França e Reino Unido concordam com EUA: é preciso uma resposta

Os EUA não atuarão sozinhos. Tanto a França como o Reino Unido mostraram-se dispostos para integrar esta espécie de coligação militar contra o Governo sírio e sabe-se que os líderes dos três países conversaram por telefone durante esta terça-feira para harmonizar uma resposta. Cada um deles tem interesses que têm muito pouco que ver com a guerra ou com o desastre humanitário que se vive no país, diz José Pedro Teixeira Fernandes. “Têm vários motivos, todos eles laterais ao conflito, que acaba por ser um pretexto”. Interessa a Theresa May, primeira-ministra britânica, “procurar uma certa afirmação internacional do país que lidera depois do Brexit e mostrar peso político e militar no contexto europeu” e interessa a Emmanuel Macron, presidente francês, “realizar a sua ambição internacional”. Luís Tomé, por sua vez, acrescenta: “Macron quer demonstrar aos EUA, e particularmente a Trump, que a França é a nova potência estratégica líder da Europa e um parceiro aliado e confiável capaz de ocupar o lugar do Reino Unido”.
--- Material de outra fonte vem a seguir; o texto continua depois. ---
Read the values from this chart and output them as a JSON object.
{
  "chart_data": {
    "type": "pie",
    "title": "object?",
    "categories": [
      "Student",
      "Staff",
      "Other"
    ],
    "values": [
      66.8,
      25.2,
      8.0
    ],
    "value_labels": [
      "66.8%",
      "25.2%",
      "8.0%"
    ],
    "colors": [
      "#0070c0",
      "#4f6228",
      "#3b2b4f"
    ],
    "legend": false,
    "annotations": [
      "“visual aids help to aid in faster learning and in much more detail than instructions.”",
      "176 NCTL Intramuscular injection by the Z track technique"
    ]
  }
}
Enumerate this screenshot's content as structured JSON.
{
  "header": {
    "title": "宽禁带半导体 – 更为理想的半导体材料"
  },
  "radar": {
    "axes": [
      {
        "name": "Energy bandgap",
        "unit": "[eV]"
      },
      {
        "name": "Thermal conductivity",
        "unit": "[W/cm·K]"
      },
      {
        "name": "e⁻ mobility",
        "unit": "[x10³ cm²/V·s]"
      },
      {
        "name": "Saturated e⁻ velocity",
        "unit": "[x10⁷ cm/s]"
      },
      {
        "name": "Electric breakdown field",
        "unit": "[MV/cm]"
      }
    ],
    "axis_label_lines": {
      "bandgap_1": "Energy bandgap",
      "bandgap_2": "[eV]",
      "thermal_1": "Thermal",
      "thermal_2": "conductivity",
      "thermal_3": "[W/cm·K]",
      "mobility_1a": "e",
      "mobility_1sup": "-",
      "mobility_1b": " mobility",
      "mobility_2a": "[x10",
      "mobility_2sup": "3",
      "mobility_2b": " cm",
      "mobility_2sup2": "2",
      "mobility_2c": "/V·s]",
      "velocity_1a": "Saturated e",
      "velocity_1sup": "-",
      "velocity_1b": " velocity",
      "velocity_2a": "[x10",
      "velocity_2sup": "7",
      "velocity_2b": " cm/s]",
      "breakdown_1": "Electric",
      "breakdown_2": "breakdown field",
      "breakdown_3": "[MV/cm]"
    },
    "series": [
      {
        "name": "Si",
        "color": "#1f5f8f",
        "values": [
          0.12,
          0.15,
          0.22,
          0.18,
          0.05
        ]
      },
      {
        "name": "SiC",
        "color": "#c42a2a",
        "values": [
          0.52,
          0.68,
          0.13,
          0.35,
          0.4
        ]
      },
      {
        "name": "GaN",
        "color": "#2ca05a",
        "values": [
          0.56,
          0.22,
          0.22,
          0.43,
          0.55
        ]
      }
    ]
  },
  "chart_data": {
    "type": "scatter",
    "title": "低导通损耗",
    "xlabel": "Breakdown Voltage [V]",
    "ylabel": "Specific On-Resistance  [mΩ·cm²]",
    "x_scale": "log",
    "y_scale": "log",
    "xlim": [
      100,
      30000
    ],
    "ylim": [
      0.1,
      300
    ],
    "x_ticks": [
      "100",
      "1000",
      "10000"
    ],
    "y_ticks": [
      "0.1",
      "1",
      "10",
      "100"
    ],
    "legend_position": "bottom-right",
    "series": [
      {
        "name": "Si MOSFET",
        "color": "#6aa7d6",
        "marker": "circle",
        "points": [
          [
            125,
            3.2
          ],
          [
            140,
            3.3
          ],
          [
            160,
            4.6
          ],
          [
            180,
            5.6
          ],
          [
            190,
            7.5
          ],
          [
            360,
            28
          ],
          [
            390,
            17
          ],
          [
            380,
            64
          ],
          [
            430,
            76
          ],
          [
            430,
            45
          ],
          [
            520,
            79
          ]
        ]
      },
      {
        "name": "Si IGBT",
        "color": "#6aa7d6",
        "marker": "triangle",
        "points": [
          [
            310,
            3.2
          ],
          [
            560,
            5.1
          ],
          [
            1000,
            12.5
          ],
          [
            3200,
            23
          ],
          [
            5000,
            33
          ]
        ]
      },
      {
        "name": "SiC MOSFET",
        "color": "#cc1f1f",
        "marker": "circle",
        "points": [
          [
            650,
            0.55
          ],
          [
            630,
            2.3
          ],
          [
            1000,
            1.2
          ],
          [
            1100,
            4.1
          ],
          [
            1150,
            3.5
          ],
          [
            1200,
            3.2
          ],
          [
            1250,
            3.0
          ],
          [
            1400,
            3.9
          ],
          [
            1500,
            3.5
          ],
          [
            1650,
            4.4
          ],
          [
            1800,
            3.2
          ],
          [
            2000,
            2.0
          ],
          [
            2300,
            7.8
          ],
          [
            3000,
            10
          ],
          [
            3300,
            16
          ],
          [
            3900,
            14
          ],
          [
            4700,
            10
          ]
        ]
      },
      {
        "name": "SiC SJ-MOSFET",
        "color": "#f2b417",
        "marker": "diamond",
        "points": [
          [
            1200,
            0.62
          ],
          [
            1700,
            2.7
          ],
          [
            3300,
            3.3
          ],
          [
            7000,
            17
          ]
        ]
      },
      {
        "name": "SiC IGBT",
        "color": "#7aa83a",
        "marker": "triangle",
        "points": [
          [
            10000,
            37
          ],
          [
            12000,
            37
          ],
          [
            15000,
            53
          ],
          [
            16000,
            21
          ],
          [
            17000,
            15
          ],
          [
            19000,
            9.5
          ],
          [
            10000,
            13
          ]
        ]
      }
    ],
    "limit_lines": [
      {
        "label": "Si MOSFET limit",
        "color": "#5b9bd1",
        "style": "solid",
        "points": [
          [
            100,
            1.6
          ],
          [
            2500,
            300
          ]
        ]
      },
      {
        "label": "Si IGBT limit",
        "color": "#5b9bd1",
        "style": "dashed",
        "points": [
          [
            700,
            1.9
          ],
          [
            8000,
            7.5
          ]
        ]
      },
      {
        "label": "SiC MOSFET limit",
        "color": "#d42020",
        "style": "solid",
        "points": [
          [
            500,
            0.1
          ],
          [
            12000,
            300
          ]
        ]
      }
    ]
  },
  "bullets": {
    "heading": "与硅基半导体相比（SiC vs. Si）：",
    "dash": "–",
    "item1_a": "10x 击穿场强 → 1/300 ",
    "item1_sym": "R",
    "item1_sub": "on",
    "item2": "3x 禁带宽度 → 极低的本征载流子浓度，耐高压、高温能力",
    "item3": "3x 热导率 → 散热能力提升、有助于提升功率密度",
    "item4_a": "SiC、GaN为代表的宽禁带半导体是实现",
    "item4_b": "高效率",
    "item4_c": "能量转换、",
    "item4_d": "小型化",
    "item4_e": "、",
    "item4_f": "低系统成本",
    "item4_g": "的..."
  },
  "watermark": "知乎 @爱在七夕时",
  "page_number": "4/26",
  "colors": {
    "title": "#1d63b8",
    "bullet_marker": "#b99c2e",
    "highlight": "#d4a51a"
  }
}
A braços com crise-em-formação no seu país devido às suas polémicas reformas em sectores como o ferroviário, interessará também a Macron recuperar junto do povo francês alguma da popularidade que perdeu nos últimos meses (segundo uma sondagem da empresa BVA, os níveis de aprovação do presidente francês caíram recentemente para os níveis mais baixos desde que ele foi eleito), diz o docente da Universidade Autónoma de Lisboa, para quem a “grande dúvida é saber que apoio os franceses e britânicos vão dar a este ataque”. Emmanuel Macron já tinha dito anteriormente que a França iria ripostar caso ficasse provada a utilização de armas químicas por parte do regime sírio mas nunca explicou em que moldes se daria essa resposta. Sabe-se que o presidente francês não é adepto de “Estados falhados” ou “intervenções neoconservadoras”, conforme revelou em tempos, e que para ele a saída de Bashar al-Assad não é uma prioridade.